In both cases, these expectations are created because we are focusing on what our spouse should be doing for us to make us happy. It is making the assumption that love is a feeling you have for that other person. The butterflies for us women, the lustful feelings in our husbands. Love is NOT a feeling. Love is a choice we make everyday. It is easy to love someone in the good times, when they look their best and are focused on doing things for us. But real love is making a choice every morning to love that person laying in bed beside you whose hair is all messed up, has bad breath and has not even acknowledged you as they grumpily get up to get ready for the day ahead.

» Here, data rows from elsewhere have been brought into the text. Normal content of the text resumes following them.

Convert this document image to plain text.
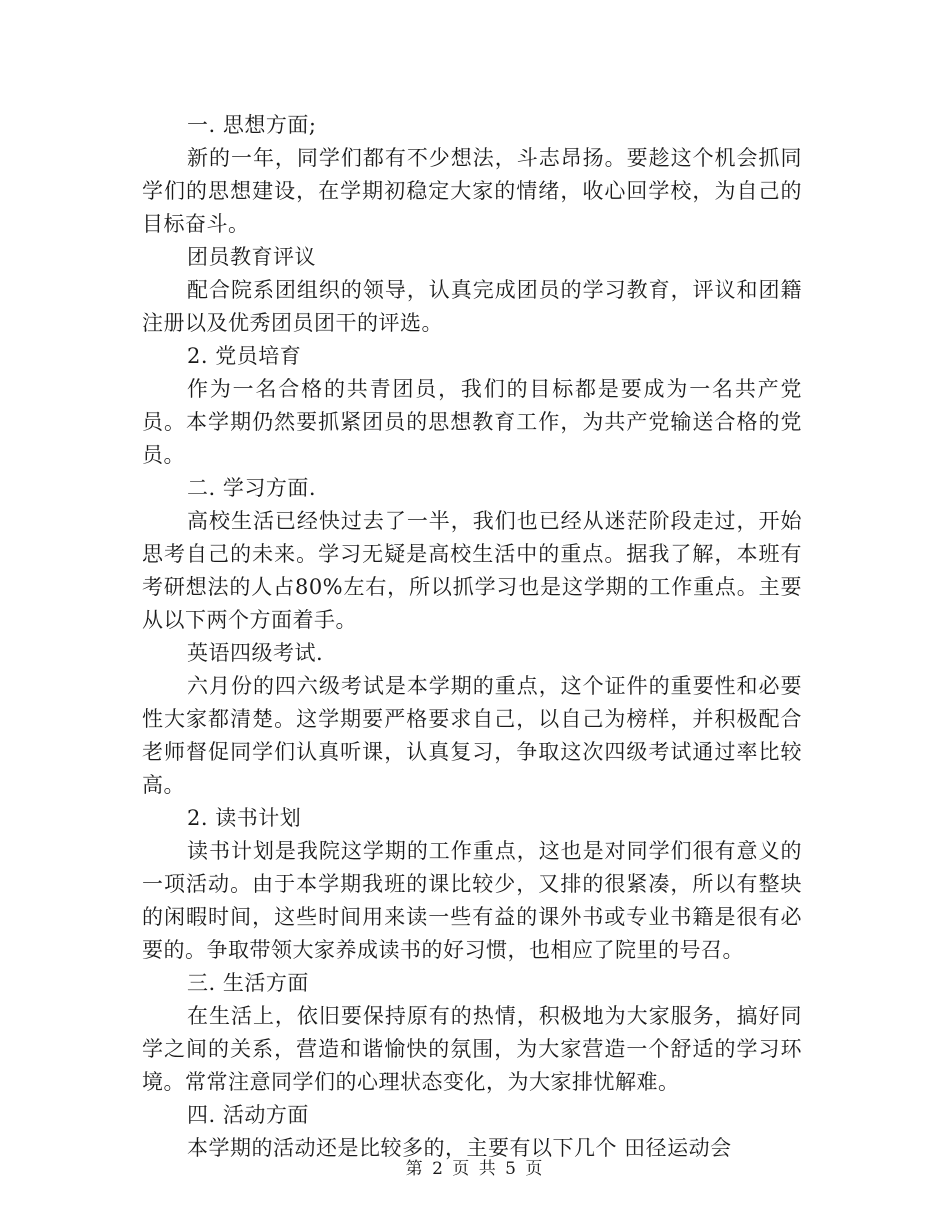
一. 思想方面;

新的一年，同学们都有不少想法，斗志昂扬。要趁这个机会抓同学们的思想建设，在学期初稳定大家的情绪，收心回学校，为自己的目标奋斗。

团员教育评议

配合院系团组织的领导，认真完成团员的学习教育，评议和团籍注册以及优秀团员团干的评选。

2. 党员培育

作为一名合格的共青团员，我们的目标都是要成为一名共产党员。本学期仍然要抓紧团员的思想教育工作，为共产党输送合格的党员。

二. 学习方面.

高校生活已经快过去了一半，我们也已经从迷茫阶段走过，开始思考自己的未来。学习无疑是高校生活中的重点。据我了解，本班有考研想法的人占80%左右，所以抓学习也是这学期的工作重点。主要从以下两个方面着手。

英语四级考试.

六月份的四六级考试是本学期的重点，这个证件的重要性和必要性大家都清楚。这学期要严格要求自己，以自己为榜样，并积极配合老师督促同学们认真听课，认真复习，争取这次四级考试通过率比较高。

2. 读书计划

读书计划是我院这学期的工作重点，这也是对同学们很有意义的一项活动。由于本学期我班的课比较少，又排的很紧凑，所以有整块的闲暇时间，这些时间用来读一些有益的课外书或专业书籍是很有必要的。争取带领大家养成读书的好习惯，也相应了院里的号召。

三. 生活方面

在生活上，依旧要保持原有的热情，积极地为大家服务，搞好同学之间的关系，营造和谐愉快的氛围，为大家营造一个舒适的学习环境。常常注意同学们的心理状态变化，为大家排忧解难。

四. 活动方面

本学期的活动还是比较多的，主要有以下几个 田径运动会

第 2 页 共 5 页
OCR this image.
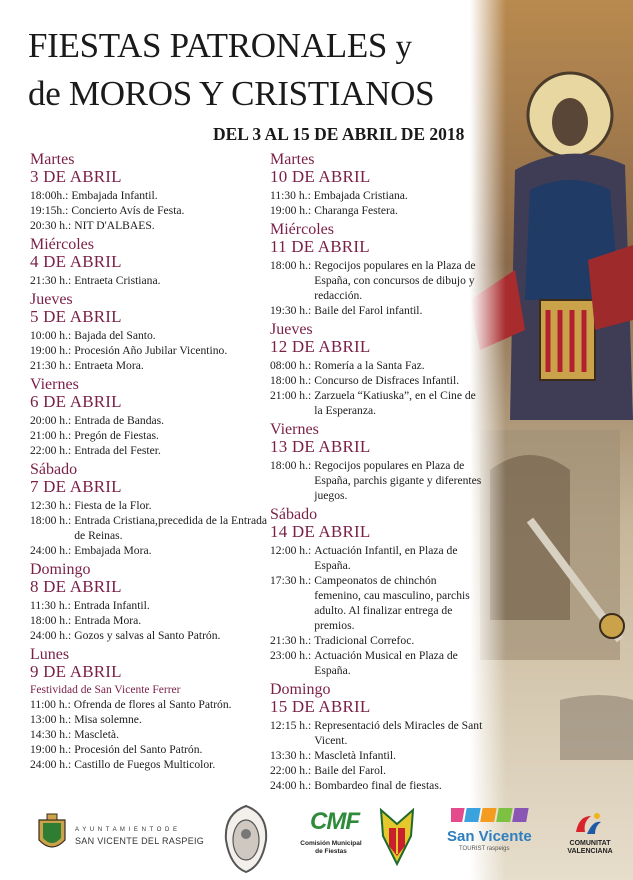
FIESTAS PATRONALES y
de MOROS Y CRISTIANOS
DEL 3 AL 15 DE ABRIL DE 2018
Martes
3 DE ABRIL
18:00h.: Embajada Infantil.
19:15h.: Concierto Avís de Festa.
20:30 h.: NIT D'ALBAES.
Miércoles
4 DE ABRIL
21:30 h.: Entraeta Cristiana.
Jueves
5 DE ABRIL
10:00 h.: Bajada del Santo.
19:00 h.: Procesión Año Jubilar Vicentino.
21:30 h.: Entraeta Mora.
Viernes
6 DE ABRIL
20:00 h.: Entrada de Bandas.
21:00 h.: Pregón de Fiestas.
22:00 h.: Entrada del Fester.
Sábado
7 DE ABRIL
12:30 h.: Fiesta de la Flor.
18:00 h.: Entrada Cristiana,precedida de la Entrada de Reinas.
24:00 h.: Embajada Mora.
Domingo
8 DE ABRIL
11:30 h.: Entrada Infantil.
18:00 h.: Entrada Mora.
24:00 h.: Gozos y salvas al Santo Patrón.
Lunes
9 DE ABRIL
Festividad de San Vicente Ferrer
11:00 h.: Ofrenda de flores al Santo Patrón.
13:00 h.: Misa solemne.
14:30 h.: Mascletà.
19:00 h.: Procesión del Santo Patrón.
24:00 h.: Castillo de Fuegos Multicolor.
Martes
10 DE ABRIL
11:30 h.: Embajada Cristiana.
19:00 h.: Charanga Festera.
Miércoles
11 DE ABRIL
18:00 h.: Regocijos populares en la Plaza de España, con concursos de dibujo y redacción.
19:30 h.: Baile del Farol infantil.
Jueves
12 DE ABRIL
08:00 h.: Romería a la Santa Faz.
18:00 h.: Concurso de Disfraces Infantil.
21:00 h.: Zarzuela “Katiuska”, en el Cine de la Esperanza.
Viernes
13 DE ABRIL
18:00 h.: Regocijos populares en Plaza de España, parchis gigante y diferentes juegos.
Sábado
14 DE ABRIL
12:00 h.: Actuación Infantil, en Plaza de España.
17:30 h.: Campeonatos de chinchón femenino, cau masculino, parchis adulto. Al finalizar entrega de premios.
21:30 h.: Tradicional Correfoc.
23:00 h.: Actuación Musical en Plaza de España.
Domingo
15 DE ABRIL
12:15 h.: Representació dels Miracles de Sant Vicent.
13:30 h.: Mascletà Infantil.
22:00 h.: Baile del Farol.
24:00 h.: Bombardeo final de fiestas.
A Y U N T A M I E N T O D E
SAN VICENTE DEL RASPEIG
CMF
Comisión Municipal de Fiestas
San Vicente
TOURIST raspeigs
COMUNITAT
VALENCIANA
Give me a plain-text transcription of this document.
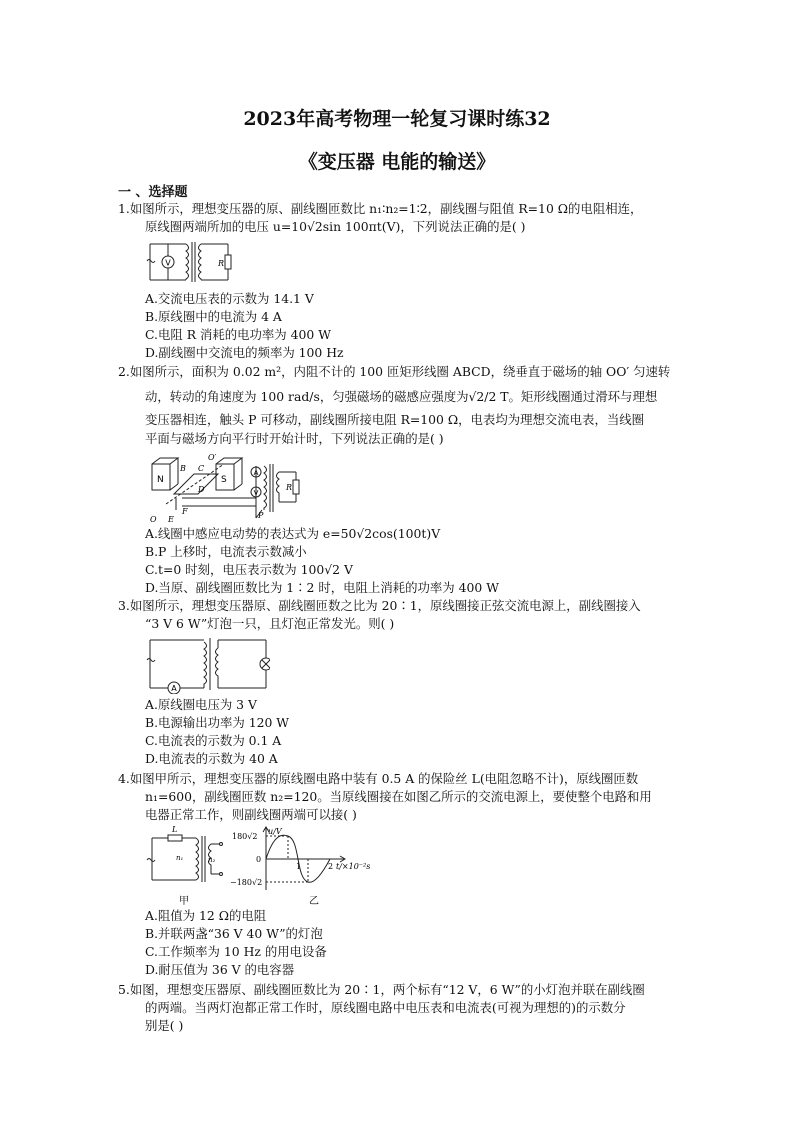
2023年高考物理一轮复习课时练32
《变压器 电能的输送》
一 、选择题
1.如图所示，理想变压器的原、副线圈匝数比 n₁∶n₂=1∶2，副线圈与阻值 R=10 Ω的电阻相连，
原线圈两端所加的电压 u=10√2sin 100πt(V)，下列说法正确的是( )
V	R
A.交流电压表的示数为 14.1 V
B.原线圈中的电流为 4 A
C.电阻 R 消耗的电功率为 400 W
D.副线圈中交流电的频率为 100 Hz
2.如图所示，面积为 0.02 m²，内阻不计的 100 匝矩形线圈 ABCD，绕垂直于磁场的轴 OO′ 匀速转
动，转动的角速度为 100 rad/s，匀强磁场的磁感应强度为√2/2 T。矩形线圈通过滑环与理想
变压器相连，触头 P 可移动，副线圈所接电阻 R=100 Ω，电表均为理想交流电表，当线圈
平面与磁场方向平行时开始计时，下列说法正确的是( )
N	S
B C
D
O′
A
V
R
P
O E
F
A.线圈中感应电动势的表达式为 e=50√2cos(100t)V
B.P 上移时，电流表示数减小
C.t=0 时刻，电压表示数为 100√2 V
D.当原、副线圈匝数比为 1∶2 时，电阻上消耗的功率为 400 W
3.如图所示，理想变压器原、副线圈匝数之比为 20∶1，原线圈接正弦交流电源上，副线圈接入
“3 V 6 W”灯泡一只，且灯泡正常发光。则( )
A
A.原线圈电压为 3 V
B.电源输出功率为 120 W
C.电流表的示数为 0.1 A
D.电流表的示数为 40 A
4.如图甲所示，理想变压器的原线圈电路中装有 0.5 A 的保险丝 L(电阻忽略不计)，原线圈匝数
n₁=600，副线圈匝数 n₂=120。当原线圈接在如图乙所示的交流电源上，要使整个电路和用
电器正常工作，则副线圈两端可以接( )
L
n₁	n₂
甲
u/V
180√2
0
−180√2
1	2 t/×10⁻²s
乙
A.阻值为 12 Ω的电阻
B.并联两盏“36 V 40 W”的灯泡
C.工作频率为 10 Hz 的用电设备
D.耐压值为 36 V 的电容器
5.如图，理想变压器原、副线圈匝数比为 20∶1，两个标有“12 V，6 W”的小灯泡并联在副线圈
的两端。当两灯泡都正常工作时，原线圈电路中电压表和电流表(可视为理想的)的示数分
别是( )
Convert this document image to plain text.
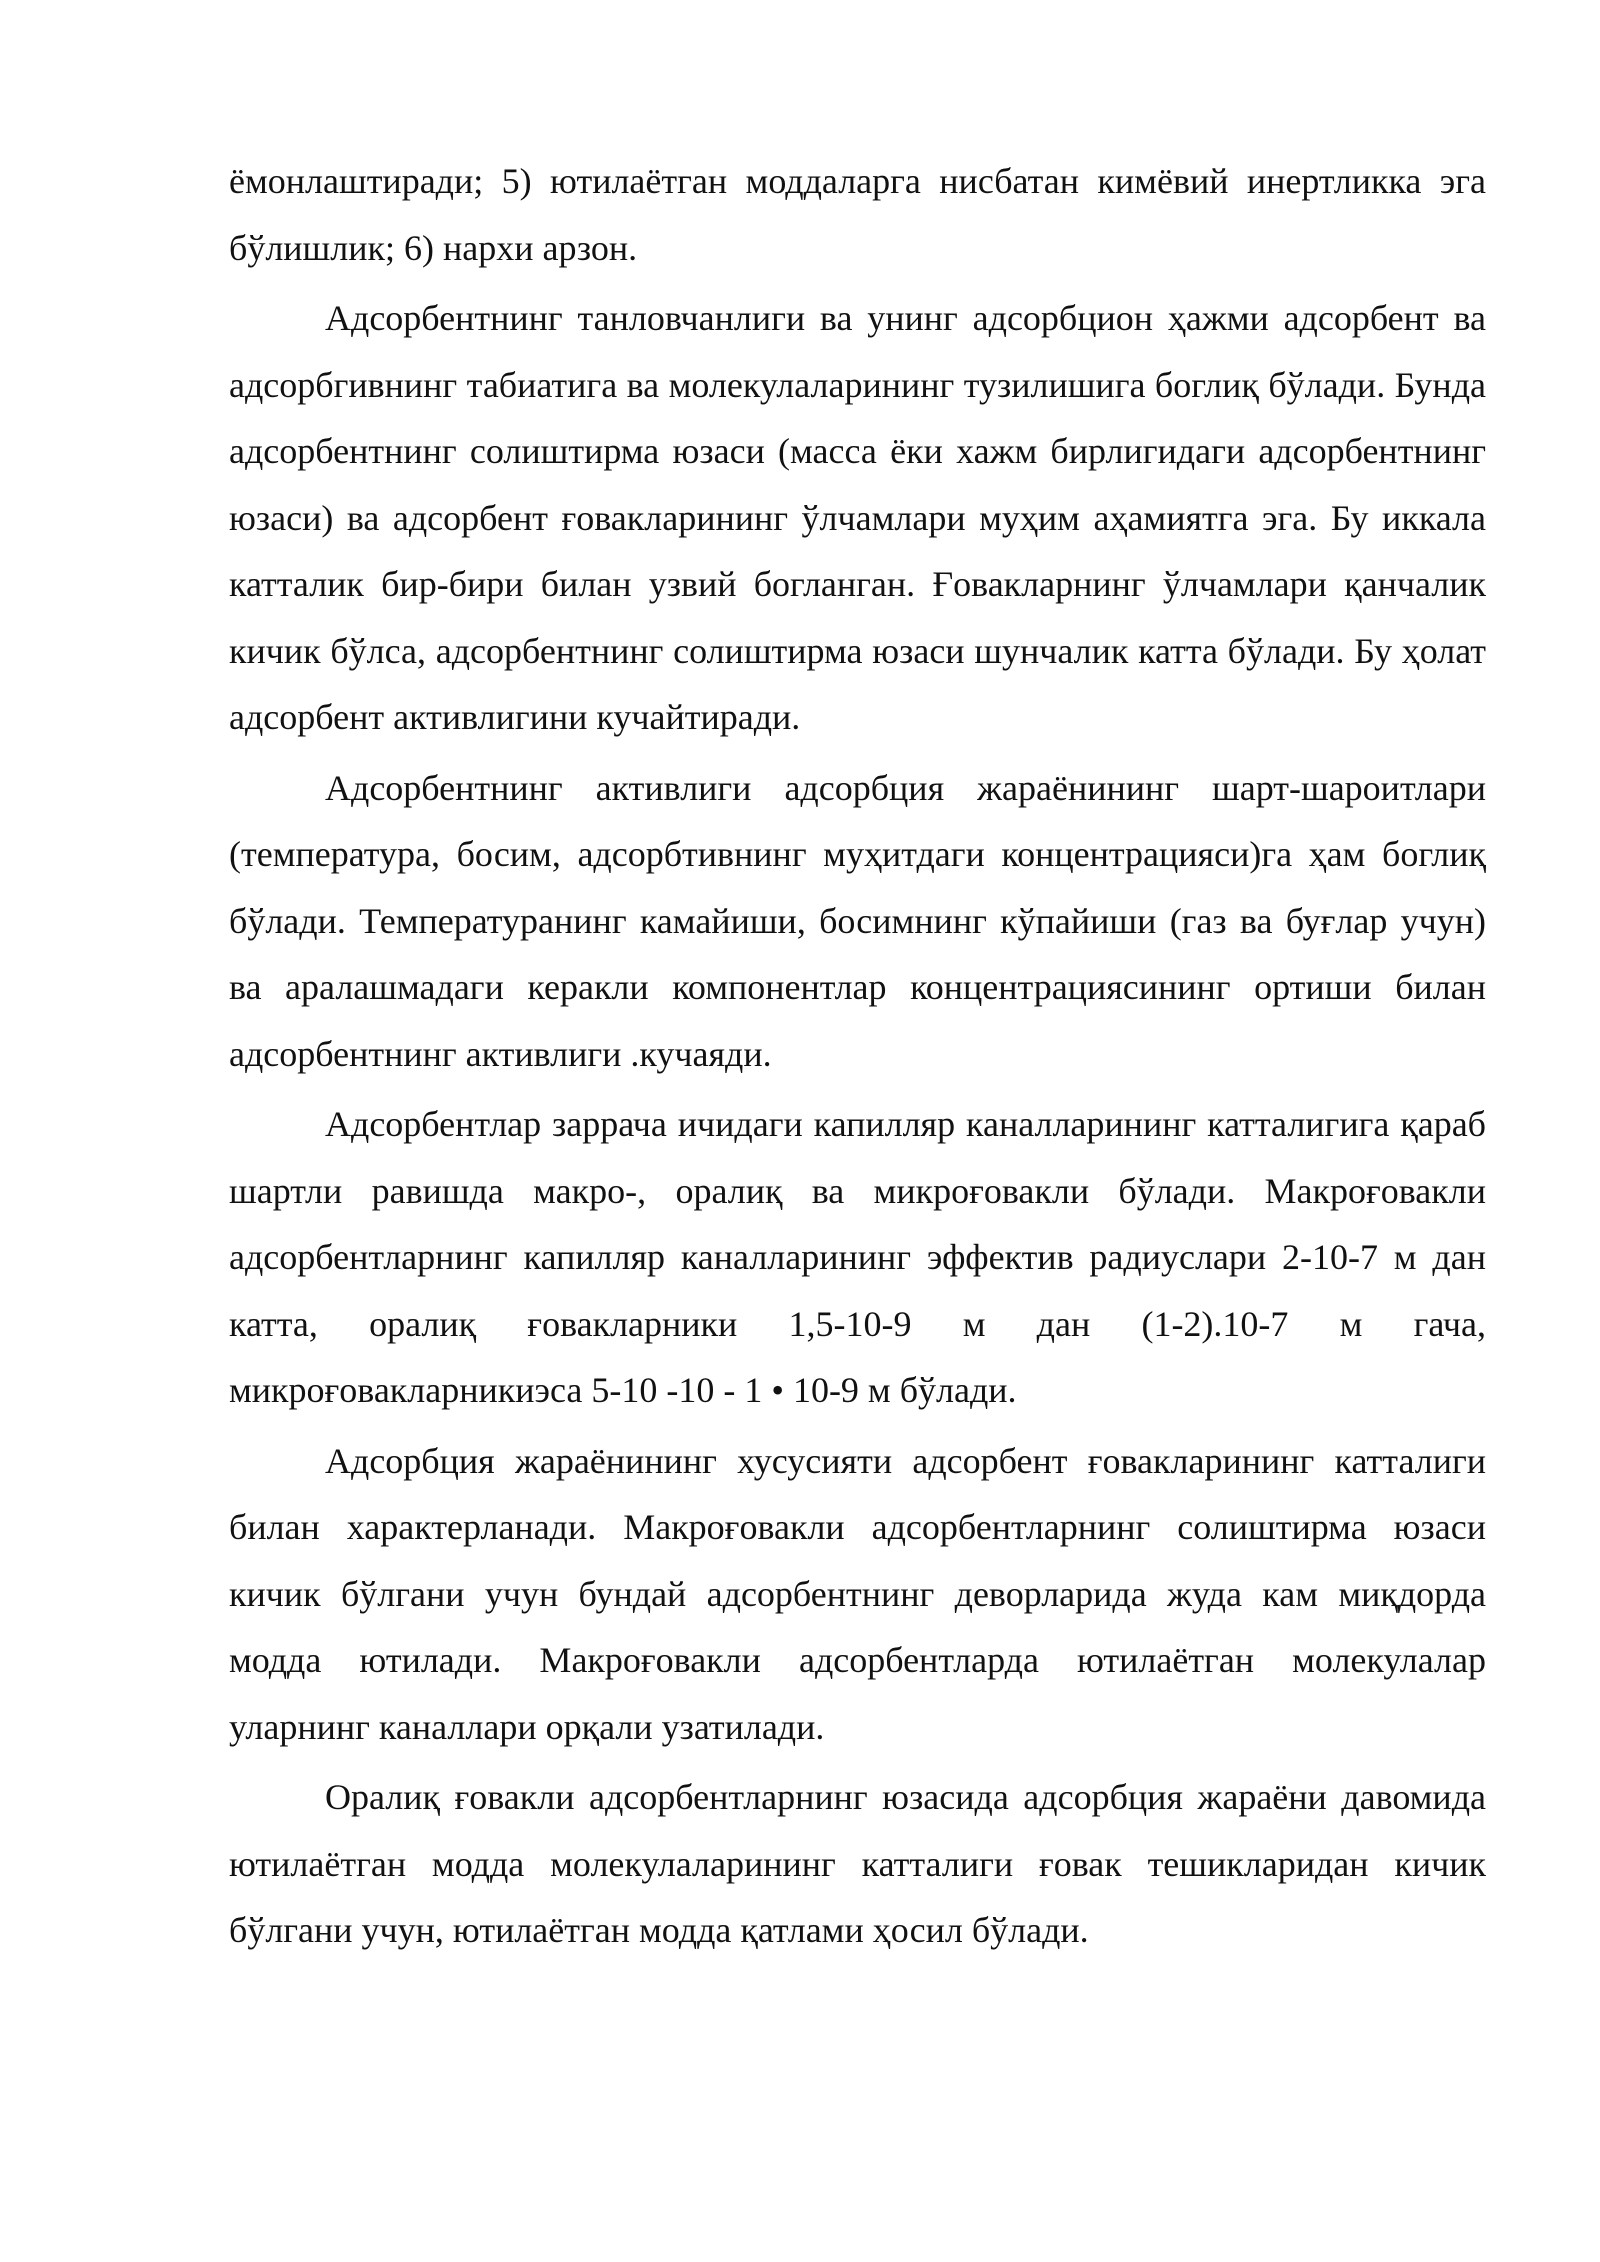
ёмонлаштиради; 5) ютилаётган моддаларга нисбатан кимёвий инертликка эга бўлишлик; 6) нархи арзон.

Адсорбентнинг танловчанлиги ва унинг адсорбцион ҳажми адсорбент ва адсорбгивнинг табиатига ва молекулаларининг тузилишига боглиқ бўлади. Бунда адсорбентнинг солиштирма юзаси (масса ёки хажм бирлигидаги адсорбентнинг юзаси) ва адсорбент ғовакларининг ўлчамлари муҳим аҳамиятга эга. Бу иккала катталик бир-бири билан узвий богланган. Ғовакларнинг ўлчамлари қанчалик кичик бўлса, адсорбентнинг солиштирма юзаси шунчалик катта бўлади. Бу ҳолат адсорбент активлигини кучайтиради.

Адсорбентнинг активлиги адсорбция жараёнининг шарт-шароитлари (температура, босим, адсорбтивнинг муҳитдаги концентрацияси)га ҳам боглиқ бўлади. Температуранинг камайиши, босимнинг кўпайиши (газ ва буғлар учун) ва аралашмадаги керакли компонентлар концентрациясининг ортиши билан адсорбентнинг активлиги .кучаяди.

Адсорбентлар заррача ичидаги капилляр каналларининг катталигига қараб шартли равишда макро-, оралиқ ва микроғовакли бўлади. Макроғовакли адсорбентларнинг капилляр каналларининг эффектив радиуслари 2-10-7 м дан катта, оралиқ ғовакларники 1,5-10-9 м дан (1-2).10-7 м гача, микроғовакларникиэса 5-10 -10 - 1 • 10-9 м бўлади.

Адсорбция жараёнининг хусусияти адсорбент ғовакларининг катталиги билан характерланади. Макроғовакли адсорбентларнинг солиштирма юзаси кичик бўлгани учун бундай адсорбентнинг деворларида жуда кам миқдорда модда ютилади. Макроғовакли адсорбентларда ютилаётган молекулалар уларнинг каналлари орқали узатилади.

Оралиқ ғовакли адсорбентларнинг юзасида адсорбция жараёни давомида ютилаётган модда молекулаларининг катталиги ғовак тешикларидан кичик бўлгани учун, ютилаётган модда қатлами ҳосил бўлади.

This is especially important if you are in an unequally yoked marriage. You need to lean into the Lord even more to daily make the choice to love your spouse at all times, even when there is no outward reasons to do so. Your spouse does not know the unconditional love of the Lord as you do. They have no example by which to base their love. By getting your strength from the Lord to make the choice to love your spouse you are showing them the Lord's love. Believe me, no matter how much you may think your spouse needs to make some changes and is difficult to love, you are even more so to the Lord. But that does not faze Him at all. He loves you no matter what, with no unrealistic expectations as to who you are.

So this is making me rethink what I expose myself to. It has been obvious to me that pornography is not right in the Lord's eyes and not healthy for my marriage. But now, I'm beginning to see that there are other things that can be just as detrimental to my marriage that I may have been willingly allowing into our home.

We've all heard the saying "You are what you eat". In reality, we are what we allow into our bodies in any way. We are what we eat, what we watch, what we hear, etc. Everything we allow into ourselves leaves a mark on our hearts and minds. What is in our hearts and minds is what is revealed through our fruit, our actions and words. God wants us to be mindful of what we expose ourselves to, not because he is a controlling God who wants to make our lives miserable. It is just the opposite. He wants to protect us from ourselves and the evil that is part of human nature. He wants marriage on this earth to be a reflection of Jesus' future marriage to his Bride, us!

1 comment:

Anonymous said...

Great post Ang! I also worry about the programs teens watch, as these screenwriters "mold" young minds with distorted views.

I love to listen to Dennis Prager (radio show host) as he is very frank about the differences between men and women. He has a men/women hour on Wednesdays and often the topics blow my mind.

I also listened to Alison Armstrong, who is an amazing woman who teaches seminars on the differences of men/women. You can google her and find her website and materials.